Çocuklarımızın kendi güçleri ile ayakta durabilecekleri bir dünyayı hayal ediyoruz. Herkese kendi isteğine bağlı, kendi kabiliyetlerine uygun ve kendi hayallerini gerçekleştirebilecekleri eğitim imkânlarını sunalım. Herkes kendi tercihini kendisi yapsın. Dindar insanların da tercih yapma hakkı var. Bir vatandaşımız çocuğunun hafız olarak ya da İslam ahlakıyla yetişmesini, ona dini bilgileri öğretmek istiyorsa herkese sunduğumuz fırsatı ona da sunabilmeliyiz. 

Atatürkçü nesillerin yerine dindar nesiller mi ikame edilecek? Atatürk’le bu yeni sistemin bir derdi mi var?

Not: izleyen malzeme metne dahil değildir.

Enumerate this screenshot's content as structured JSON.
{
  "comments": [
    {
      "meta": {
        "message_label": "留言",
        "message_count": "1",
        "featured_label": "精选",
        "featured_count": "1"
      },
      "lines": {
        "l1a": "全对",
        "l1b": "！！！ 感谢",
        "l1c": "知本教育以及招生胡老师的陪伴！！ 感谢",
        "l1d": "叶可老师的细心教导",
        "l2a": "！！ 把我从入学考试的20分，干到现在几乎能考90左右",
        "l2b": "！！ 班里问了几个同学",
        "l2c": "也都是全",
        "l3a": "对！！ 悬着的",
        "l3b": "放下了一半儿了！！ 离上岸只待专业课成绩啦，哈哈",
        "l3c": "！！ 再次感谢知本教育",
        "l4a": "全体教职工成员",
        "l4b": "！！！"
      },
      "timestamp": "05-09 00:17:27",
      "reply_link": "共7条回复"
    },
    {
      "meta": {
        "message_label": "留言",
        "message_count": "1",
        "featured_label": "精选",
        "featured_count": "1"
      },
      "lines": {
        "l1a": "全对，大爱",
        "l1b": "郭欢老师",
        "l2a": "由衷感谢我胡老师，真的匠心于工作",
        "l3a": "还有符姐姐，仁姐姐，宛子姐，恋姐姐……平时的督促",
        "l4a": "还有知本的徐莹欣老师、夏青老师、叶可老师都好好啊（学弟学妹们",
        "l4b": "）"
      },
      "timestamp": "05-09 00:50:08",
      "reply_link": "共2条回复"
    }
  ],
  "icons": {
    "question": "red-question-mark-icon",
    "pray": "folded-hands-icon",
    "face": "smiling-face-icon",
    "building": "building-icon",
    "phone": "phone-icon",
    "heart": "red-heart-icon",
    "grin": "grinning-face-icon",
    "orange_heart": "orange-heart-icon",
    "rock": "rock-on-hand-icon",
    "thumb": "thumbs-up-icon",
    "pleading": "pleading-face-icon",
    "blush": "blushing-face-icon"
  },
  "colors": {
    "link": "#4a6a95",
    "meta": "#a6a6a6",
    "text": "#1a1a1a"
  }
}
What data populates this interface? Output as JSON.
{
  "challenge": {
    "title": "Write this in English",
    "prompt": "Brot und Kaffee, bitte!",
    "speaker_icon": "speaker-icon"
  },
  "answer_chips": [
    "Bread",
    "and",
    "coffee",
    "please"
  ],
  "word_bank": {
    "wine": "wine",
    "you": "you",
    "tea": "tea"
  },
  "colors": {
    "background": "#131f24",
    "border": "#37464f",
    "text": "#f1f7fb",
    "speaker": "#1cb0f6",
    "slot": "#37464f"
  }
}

Niye olsun? Tam tersi. Atatürk’ü nasıl anlamak ve okumak gerektiğine dair bir farklılaşma olduğunu altını çizerek söylemek lazım. Eğer, Atatürk’ten, Atatürkçülük’ten, herkese tek tip önlük giydirmeyi, çocukları askeri bir disiplin içinde yetiştirmeyi, gençlere 19 Mayıs törenlerinde resmi geçit yürüyüşleri yaptırmayı, Milli Güvenlik derslerini, hatta beden eğitimi derslerinde çocuklarımızı hazır olda tutmayı ve bunun gibi pek çok uygulamayı anlıyorsak, bu bizi dünya ile rekabet eder bir hale getirmedi ve muassır medeniyet seviyesine çıkarmadı. FATİH Projesi ile öğrencilerimizin anlatım kabiliyetlerini, hayal güçlerini geliştirmelerini, dünya bilgilerine ulaşmalarını, gelecek tasarımı yapmalarını temin edeceğiz. Çocuklar artık belirli kalıplarla yetişmeyecek.

SADECE ÇIRAKLIK EĞİTİMİYLE BEKLENTİLERİ KARŞILAYAMAYIZ

Okullarda And veya Gençliğe Hitabe kaldırılacak mı?

Eğer bir çalışmamız olursa hiç kimse endişe etmesin önceden kamuoyu ile paylaşırız. Toplumda bu konulardaki tartışmaları takip ediyoruz, ama bizim bir çalışmamız yok.

Bir de "milli" olmamakla eleştiriliyorsunuz, sizin düşündüğünüz eğitim milli olmayacak mı?

Çocuklarınız uluslararası sınavlarda 34 ülke arasında 33. oluyorsa, OECD ülkeleriyle kıyaslandıklarında matematikte 2 yıl geride gidiyorlarsa, bu hamaset ülkeyi uluslararası alanda bir yere taşıyor mu? "Milli" olmaktan ben, uluslararası alanda bütün ülkelere parmak ısırtan, "Türkler yapınca böyle yapar" dedikleri bir ülke olmayı anlıyorum, Türkiye böyle bir konumda değilse "milliyiz" söylemlerinin bir anlamı da yoktur.

Mesleki eğitim hep öncelikli, ama bir türlü istenilen seviyeye çıkamıyor.

24-25 Şubat’ta "Mesleki Eğitim Çalıştayı" düzenleyeceğiz. Bugün sadece çıraklık eğitimi yaparak toplumun ihtiyaçlarını, sektörün beklentilerini karşılayamayız. Sadece torna tezgahının önünde çocuklarımızın temel kabiliyetlerini geliştirerek de piyasanın ihtiyaçlarına cevap veremeyiz, CNC tezgahını kullanabilmeli. Temel mesleki alanda yeteri kadar yabancı dil bilmiyorsa, bilgisayar programlarından haberdar değilse, artık temel torna tesfiye kabiliyeti işe yaramıyor. Teorik eğitimlerle uygulama eğitimlerini piyasa beklentilerine uygun hale getirecek tedbirleri alacağız.